The United States Court of Appeals for the Second Circuit held, on June 10, 2013, that payments made by a company to purchase notes issued by an affiliate were transfers made in connection with a “securities contract,” and therefore, pursuant to Section 546(e) of the Bankruptcy Code, could not be avoided as preferential transfers. In re Quebecor World (USA) Inc., No. 12-4270-bk.
The dispute related to notes issued by Quebecor World Capital Corp. pursuant to two note purchase agreements. Quebecor World (USA) Inc. (the “Debtor”) guaranteed the notes. Some years later, the Debtor purchased the notes from the noteholders and paid for that purchase by transferring funds to the trustee for the notes, who then distributed the funds to the noteholders. Within 90 days of the purchase, the Debtor filed for bankruptcy. The unsecured creditors committee then sought to avoid the payment of the purchase price as a preferential transfer.

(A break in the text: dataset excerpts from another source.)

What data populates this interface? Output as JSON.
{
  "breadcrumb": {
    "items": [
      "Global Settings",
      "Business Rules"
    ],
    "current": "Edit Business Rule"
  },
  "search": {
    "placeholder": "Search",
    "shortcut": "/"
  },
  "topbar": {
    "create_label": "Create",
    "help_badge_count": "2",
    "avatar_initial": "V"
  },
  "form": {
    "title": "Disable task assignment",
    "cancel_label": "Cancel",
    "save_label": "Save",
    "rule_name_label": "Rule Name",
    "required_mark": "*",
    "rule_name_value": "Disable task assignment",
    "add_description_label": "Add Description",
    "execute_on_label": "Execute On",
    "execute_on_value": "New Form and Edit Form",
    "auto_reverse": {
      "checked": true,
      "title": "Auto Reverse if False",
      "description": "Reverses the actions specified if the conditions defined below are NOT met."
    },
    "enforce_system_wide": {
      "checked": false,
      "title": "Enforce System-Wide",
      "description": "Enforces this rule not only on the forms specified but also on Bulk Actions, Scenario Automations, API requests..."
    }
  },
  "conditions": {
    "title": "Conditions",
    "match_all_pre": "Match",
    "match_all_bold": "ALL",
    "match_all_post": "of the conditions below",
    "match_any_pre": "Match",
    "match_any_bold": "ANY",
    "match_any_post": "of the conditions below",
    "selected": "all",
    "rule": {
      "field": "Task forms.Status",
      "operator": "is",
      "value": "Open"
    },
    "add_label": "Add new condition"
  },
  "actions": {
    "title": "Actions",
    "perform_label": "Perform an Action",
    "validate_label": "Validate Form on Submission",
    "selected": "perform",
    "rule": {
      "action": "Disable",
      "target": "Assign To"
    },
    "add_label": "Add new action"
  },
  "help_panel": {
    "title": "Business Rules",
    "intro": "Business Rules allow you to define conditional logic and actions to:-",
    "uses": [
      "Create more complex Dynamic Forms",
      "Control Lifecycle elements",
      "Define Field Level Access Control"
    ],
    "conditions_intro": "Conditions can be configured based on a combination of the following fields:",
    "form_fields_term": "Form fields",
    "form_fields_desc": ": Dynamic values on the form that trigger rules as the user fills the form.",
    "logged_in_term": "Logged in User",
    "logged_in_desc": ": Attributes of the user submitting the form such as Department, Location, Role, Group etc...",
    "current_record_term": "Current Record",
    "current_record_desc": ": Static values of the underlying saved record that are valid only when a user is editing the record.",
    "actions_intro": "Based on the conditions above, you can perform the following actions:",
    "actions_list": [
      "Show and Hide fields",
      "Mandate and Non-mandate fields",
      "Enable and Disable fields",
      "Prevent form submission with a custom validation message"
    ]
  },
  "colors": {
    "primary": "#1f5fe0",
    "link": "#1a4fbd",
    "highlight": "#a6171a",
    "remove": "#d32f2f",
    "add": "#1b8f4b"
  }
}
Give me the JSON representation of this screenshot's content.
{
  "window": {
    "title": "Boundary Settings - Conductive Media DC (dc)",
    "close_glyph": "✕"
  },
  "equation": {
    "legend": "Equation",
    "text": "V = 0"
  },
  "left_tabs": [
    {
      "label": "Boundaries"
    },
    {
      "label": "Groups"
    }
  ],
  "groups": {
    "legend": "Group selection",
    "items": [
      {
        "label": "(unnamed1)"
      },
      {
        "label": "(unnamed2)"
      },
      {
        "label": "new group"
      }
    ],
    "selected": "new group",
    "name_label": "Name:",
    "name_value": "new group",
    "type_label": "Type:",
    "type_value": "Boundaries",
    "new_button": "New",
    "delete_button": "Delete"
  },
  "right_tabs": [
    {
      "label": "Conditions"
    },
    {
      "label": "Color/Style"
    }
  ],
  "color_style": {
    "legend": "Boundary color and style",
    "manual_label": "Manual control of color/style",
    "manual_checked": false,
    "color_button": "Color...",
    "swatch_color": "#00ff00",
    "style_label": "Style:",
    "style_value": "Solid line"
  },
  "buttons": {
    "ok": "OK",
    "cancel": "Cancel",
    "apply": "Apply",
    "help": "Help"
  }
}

The Second Circuit first concluded that the two note purchase agreements were “securities contracts” within the meaning of Section 741(7) of the Bankruptcy Code, because they provided for the original purchase of the notes by the noteholders and because the purchase of the notes by the Debtor was made in accordance with the terms of the note purchase agreements.
Under Section 546(e) of the Bankruptcy Code, a transfer in connection with a securities contract is exempt from avoidance if the transfer is “made by or to (or for the benefit of)” a financial institution. The trustee who received the funds from the Debtor was a financial institution, but certain of the noteholders were not. The Second Circuit held that a transfer was “to” a financial institution if the financial institution received the funds, even if the financial institution did not have title to the funds. Thus, the transfer of funds by the Debtor was “to” the trustee, which was a financial institution.
Accordingly, the Second Circuit held that the payment by the Debtor of the purchase price of the notes was a transfer to a financial institution in connection with a securities contract, and therefore could not be avoided as a preferential transfer under Section 546(e) of the Bankruptcy Code.
The Second Circuit expressly declined to decide two questions: (i) whether the payments by the Debtor were “settlement payments” that are also protected from avoidance by Section 546(e) of the Bankruptcy Code, and (ii) whether the outcome would have been different had the Debtor repurchased its own securities. The Second Circuit emphasized that the Debtor had purchased the securities of an affiliate.
The Second Circuit’s decision offers some useful insights on how to structure a commercial loan transaction so that it will qualify as a securities contract and loan repayments will not be avoidable as preferential transfers. But the decision is also unsatisfying in certain respects.
While the purchase of the notes by the Debtor was made in compliance with the note purchase agreements, it does not appear to have been made pursuant to the note purchase agreements. Nonetheless, the Second Circuit ruled that the transfers were “in connection with” a securities contract. Under such circumstances, “in connection with” seems to be a rather elastic term.
In addition, financial institutions have avoided liability under Section 550 of the Bankruptcy Code by arguing that they were mere conduits and thus that they were not the “initial transferee” within the meaning of Section 550. If, as the Second Circuit ruled, a transfer is “to” a financial institution under Section 546(e) even if the financial institution does not have title to the funds, then why wouldn’t such a financial institution also be an “initial transferee” under Section 550? The Second Circuit’s decision may have the unintended effect of exposing financial institutions to expanded preference liability.